There are other problems along the way. The host Darryl Cooper says he doesn’t put a lot of stock in the stories about Jim’s childhood – despite the many eyewitnesses to it– but then proceeds to tell the stories anyway. He confuses Sharon Amos with Teri Buford. And try as he does, he ultimately fails to keep his bias against liberals out of the narrative. He comes down hard on the white liberals who survived Jonestown and now, paraphrasing, cry to every documentarian about how they were the real victims instead of the elderly black ladies who died.
In particular, he despises Tim Carter, especially since Tim agreed to carry the Temple’s money out of Jonestown after watching his wife and child die. I can understand his antipathy towards Carolyn Moore Layton, but he turns it toward her parents as well: Carolyn was “groomed” by her liberal parents for a group like Peoples Temple; and the sermon that her father Reverend John Moore gave on the first Sunday after the Jonestown deaths would not have been out of place in a Peoples Temple meeting. His final jab at Carolyn is in his description of a moment on the Death Tape, when a female voice says: “And the oldest children can help love the little children and reassure them. They’re not crying from pain.
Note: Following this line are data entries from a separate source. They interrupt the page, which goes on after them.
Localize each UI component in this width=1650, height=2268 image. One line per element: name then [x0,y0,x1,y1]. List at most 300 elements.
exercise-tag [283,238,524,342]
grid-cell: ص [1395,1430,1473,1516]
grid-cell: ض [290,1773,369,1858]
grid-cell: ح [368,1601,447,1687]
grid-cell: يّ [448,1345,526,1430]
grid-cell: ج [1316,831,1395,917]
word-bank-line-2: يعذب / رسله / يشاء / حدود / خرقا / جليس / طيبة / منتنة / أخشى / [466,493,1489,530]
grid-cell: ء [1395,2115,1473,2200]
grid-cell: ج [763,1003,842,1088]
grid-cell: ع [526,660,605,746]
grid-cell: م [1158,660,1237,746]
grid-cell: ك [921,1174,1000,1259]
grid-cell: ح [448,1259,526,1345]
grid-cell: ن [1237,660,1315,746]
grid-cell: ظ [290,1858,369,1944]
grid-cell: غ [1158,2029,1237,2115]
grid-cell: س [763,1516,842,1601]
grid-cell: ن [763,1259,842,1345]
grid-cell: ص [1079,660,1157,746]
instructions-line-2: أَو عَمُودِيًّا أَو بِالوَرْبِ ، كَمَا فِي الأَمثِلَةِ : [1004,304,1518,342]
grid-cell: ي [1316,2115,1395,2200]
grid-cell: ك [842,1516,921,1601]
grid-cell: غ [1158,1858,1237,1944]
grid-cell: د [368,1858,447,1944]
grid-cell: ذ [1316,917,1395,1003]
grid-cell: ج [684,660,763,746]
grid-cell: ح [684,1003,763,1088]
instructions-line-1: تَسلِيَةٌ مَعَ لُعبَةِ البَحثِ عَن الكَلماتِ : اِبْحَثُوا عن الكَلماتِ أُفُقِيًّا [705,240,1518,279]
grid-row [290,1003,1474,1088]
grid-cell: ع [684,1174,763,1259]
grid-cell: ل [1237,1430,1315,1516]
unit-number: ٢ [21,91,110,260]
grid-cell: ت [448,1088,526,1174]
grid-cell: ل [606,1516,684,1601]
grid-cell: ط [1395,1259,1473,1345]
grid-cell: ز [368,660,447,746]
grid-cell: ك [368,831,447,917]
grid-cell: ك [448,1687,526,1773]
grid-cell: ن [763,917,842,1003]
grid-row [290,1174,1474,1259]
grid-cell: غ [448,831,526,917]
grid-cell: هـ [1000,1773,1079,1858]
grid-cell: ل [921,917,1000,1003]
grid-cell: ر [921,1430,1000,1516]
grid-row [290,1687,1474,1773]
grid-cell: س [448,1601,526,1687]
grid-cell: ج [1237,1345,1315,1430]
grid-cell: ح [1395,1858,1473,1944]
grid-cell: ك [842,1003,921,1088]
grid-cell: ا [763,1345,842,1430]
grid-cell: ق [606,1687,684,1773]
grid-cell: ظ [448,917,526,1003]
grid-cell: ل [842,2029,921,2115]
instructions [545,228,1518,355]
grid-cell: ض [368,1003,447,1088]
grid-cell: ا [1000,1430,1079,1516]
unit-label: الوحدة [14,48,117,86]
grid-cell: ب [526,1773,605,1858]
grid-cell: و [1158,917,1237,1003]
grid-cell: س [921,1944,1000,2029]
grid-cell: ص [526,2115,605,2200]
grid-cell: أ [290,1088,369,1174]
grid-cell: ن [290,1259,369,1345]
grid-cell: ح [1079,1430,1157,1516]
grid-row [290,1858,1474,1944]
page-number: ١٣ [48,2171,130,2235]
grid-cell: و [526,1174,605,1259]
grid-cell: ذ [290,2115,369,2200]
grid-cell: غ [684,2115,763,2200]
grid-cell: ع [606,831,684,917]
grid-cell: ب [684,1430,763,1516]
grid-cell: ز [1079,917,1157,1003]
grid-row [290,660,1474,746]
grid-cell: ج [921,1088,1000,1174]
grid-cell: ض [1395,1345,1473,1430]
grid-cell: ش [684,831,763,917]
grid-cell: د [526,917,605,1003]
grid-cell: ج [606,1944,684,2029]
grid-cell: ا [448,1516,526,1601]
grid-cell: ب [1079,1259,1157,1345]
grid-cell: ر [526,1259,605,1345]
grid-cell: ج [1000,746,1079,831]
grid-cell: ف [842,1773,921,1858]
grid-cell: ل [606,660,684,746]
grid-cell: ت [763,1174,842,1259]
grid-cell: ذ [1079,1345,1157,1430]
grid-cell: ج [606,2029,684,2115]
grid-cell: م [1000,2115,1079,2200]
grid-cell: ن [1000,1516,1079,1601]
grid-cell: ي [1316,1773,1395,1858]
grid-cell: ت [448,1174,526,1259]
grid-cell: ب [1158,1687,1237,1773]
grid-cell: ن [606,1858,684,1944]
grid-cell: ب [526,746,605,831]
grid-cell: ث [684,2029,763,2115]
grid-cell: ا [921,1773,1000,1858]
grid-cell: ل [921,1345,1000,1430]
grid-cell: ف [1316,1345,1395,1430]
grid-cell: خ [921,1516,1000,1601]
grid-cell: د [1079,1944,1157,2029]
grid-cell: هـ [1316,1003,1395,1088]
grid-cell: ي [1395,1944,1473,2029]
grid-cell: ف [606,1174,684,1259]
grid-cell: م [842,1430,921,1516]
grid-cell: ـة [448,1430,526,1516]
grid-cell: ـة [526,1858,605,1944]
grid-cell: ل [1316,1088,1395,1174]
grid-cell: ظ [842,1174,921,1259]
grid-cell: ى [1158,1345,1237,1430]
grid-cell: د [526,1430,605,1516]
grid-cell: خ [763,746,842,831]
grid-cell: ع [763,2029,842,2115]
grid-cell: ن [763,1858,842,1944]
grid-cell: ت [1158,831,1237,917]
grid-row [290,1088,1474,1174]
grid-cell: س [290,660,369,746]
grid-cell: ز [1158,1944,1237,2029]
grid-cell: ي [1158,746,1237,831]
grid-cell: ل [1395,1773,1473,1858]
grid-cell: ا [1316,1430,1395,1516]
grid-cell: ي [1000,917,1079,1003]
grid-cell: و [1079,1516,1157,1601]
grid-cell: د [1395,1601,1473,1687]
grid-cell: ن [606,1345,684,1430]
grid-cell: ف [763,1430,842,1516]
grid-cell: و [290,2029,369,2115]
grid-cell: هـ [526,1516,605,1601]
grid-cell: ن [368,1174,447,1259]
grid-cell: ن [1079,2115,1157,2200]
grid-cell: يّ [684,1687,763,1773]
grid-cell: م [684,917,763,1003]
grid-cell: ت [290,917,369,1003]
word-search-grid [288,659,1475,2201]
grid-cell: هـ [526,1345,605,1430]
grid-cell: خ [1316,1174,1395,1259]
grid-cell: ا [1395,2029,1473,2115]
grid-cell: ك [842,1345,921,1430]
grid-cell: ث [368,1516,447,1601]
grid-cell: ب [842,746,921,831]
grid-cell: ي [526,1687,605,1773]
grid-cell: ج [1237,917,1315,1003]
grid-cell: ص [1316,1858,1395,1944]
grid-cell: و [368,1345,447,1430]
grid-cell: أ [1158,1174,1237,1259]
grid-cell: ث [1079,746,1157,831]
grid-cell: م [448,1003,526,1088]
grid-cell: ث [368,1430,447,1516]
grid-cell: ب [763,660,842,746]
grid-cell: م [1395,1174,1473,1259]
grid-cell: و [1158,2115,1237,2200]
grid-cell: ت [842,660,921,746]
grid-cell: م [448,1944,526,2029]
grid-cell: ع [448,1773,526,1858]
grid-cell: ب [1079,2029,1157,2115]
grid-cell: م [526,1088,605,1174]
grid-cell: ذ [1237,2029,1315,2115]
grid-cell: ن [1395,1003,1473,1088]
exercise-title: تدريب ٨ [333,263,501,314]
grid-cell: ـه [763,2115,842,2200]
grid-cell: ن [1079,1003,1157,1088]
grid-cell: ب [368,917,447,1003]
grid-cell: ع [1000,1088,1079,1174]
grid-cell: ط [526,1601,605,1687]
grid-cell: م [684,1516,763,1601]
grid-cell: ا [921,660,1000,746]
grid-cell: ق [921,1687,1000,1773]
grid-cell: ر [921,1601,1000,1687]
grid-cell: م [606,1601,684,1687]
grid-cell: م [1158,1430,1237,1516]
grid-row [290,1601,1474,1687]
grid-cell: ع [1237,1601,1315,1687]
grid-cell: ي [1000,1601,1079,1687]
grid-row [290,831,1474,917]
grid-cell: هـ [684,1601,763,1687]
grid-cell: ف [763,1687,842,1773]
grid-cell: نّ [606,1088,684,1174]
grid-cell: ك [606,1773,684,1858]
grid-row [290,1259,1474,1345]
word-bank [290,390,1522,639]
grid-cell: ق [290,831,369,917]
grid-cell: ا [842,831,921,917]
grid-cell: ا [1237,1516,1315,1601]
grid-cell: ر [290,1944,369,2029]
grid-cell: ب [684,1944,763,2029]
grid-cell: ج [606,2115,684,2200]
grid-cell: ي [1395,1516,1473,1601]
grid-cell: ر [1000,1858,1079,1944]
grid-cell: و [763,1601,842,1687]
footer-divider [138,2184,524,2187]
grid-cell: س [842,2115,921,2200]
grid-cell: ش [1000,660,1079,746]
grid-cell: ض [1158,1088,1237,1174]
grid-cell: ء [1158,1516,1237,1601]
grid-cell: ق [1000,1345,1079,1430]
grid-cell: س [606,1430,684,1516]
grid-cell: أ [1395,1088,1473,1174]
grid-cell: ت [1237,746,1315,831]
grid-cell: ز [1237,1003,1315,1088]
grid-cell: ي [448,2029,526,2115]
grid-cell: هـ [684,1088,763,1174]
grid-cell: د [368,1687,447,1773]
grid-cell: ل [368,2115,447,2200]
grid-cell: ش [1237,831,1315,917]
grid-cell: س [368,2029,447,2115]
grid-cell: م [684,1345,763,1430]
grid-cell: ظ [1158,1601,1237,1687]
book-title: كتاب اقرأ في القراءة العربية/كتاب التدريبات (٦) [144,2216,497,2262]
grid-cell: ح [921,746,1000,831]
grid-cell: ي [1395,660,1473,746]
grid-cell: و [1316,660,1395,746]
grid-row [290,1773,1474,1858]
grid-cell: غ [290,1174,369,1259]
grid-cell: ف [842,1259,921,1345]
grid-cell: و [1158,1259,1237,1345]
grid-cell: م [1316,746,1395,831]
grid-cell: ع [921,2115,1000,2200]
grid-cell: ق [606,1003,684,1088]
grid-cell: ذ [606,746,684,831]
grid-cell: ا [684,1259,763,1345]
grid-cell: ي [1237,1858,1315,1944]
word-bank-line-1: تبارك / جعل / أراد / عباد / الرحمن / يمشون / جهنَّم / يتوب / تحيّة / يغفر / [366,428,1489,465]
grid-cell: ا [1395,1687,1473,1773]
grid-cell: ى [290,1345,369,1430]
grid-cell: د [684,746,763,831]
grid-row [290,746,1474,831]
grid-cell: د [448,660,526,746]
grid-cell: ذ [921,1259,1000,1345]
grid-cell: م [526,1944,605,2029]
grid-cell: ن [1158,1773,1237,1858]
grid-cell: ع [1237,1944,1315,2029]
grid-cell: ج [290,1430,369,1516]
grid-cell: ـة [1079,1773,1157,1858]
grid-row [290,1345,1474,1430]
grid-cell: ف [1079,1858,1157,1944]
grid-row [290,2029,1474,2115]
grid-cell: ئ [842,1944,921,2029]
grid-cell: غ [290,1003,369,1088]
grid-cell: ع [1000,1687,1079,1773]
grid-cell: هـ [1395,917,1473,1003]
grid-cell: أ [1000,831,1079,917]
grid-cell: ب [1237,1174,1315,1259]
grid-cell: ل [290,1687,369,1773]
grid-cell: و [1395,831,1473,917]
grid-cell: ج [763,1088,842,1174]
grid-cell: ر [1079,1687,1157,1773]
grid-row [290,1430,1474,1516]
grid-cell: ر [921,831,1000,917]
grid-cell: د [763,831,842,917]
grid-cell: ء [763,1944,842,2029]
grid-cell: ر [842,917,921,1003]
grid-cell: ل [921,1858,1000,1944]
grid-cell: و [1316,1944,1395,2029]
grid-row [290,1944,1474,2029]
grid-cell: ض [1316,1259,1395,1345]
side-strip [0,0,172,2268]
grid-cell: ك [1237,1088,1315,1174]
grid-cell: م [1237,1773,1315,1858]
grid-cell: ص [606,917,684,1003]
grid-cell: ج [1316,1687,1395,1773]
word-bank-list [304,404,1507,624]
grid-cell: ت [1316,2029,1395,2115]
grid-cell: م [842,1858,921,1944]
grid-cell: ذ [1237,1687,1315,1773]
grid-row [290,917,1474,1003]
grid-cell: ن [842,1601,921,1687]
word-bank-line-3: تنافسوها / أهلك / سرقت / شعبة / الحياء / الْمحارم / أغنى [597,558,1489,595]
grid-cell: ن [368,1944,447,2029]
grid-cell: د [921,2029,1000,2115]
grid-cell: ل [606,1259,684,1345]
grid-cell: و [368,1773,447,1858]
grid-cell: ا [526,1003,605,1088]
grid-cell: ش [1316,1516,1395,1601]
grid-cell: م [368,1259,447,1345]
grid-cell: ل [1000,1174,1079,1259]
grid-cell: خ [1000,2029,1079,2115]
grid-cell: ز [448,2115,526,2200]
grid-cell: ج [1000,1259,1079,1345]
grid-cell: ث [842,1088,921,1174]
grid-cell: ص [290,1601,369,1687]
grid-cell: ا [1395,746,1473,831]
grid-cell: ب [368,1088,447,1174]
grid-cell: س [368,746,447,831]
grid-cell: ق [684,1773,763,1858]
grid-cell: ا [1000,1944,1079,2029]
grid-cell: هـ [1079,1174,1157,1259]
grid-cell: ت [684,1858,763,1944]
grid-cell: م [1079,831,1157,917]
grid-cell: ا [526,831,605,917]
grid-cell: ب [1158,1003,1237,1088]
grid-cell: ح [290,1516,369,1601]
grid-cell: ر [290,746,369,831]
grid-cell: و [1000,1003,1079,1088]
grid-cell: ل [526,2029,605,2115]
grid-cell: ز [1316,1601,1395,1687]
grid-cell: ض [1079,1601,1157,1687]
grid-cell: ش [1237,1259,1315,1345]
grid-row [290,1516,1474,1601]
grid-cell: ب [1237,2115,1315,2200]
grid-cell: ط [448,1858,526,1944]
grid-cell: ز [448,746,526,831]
It’s just a little bitter tasting but, they’re not crying out of any pain…” He states without equivocation that Carolyn says that, but he is the only one who does. Other sources attribute it to Maria Katsaris or to an unidentified woman. About the only survivor he has any sympathy for is Stephan Jones.
He does talk a lot about the very good things the Temple did, such as the care for the elderly, and the rehabilitation centers. Deanna Wilkinson’s story is one he spends a lot of time on – how her face was burned, and how she turned to prostitution before finding freedom in the Temple – and even tears up when telling. He acknowledges there are a lot of stories like hers, but what he fails to admit is that those successes were often due, not entirely, to the white liberals who, Cooper feels, probably should have died in Jonestown with the monster they enabled.
I could understand that point of view if, in episode seven, he didn’t conclude that white liberals’ fascination with Black Power, and their funding of it, ultimately fragmented and doomed the civil rights movement. It feels like a long path to a hit job.
If you can get past this bias, this is worth listening to.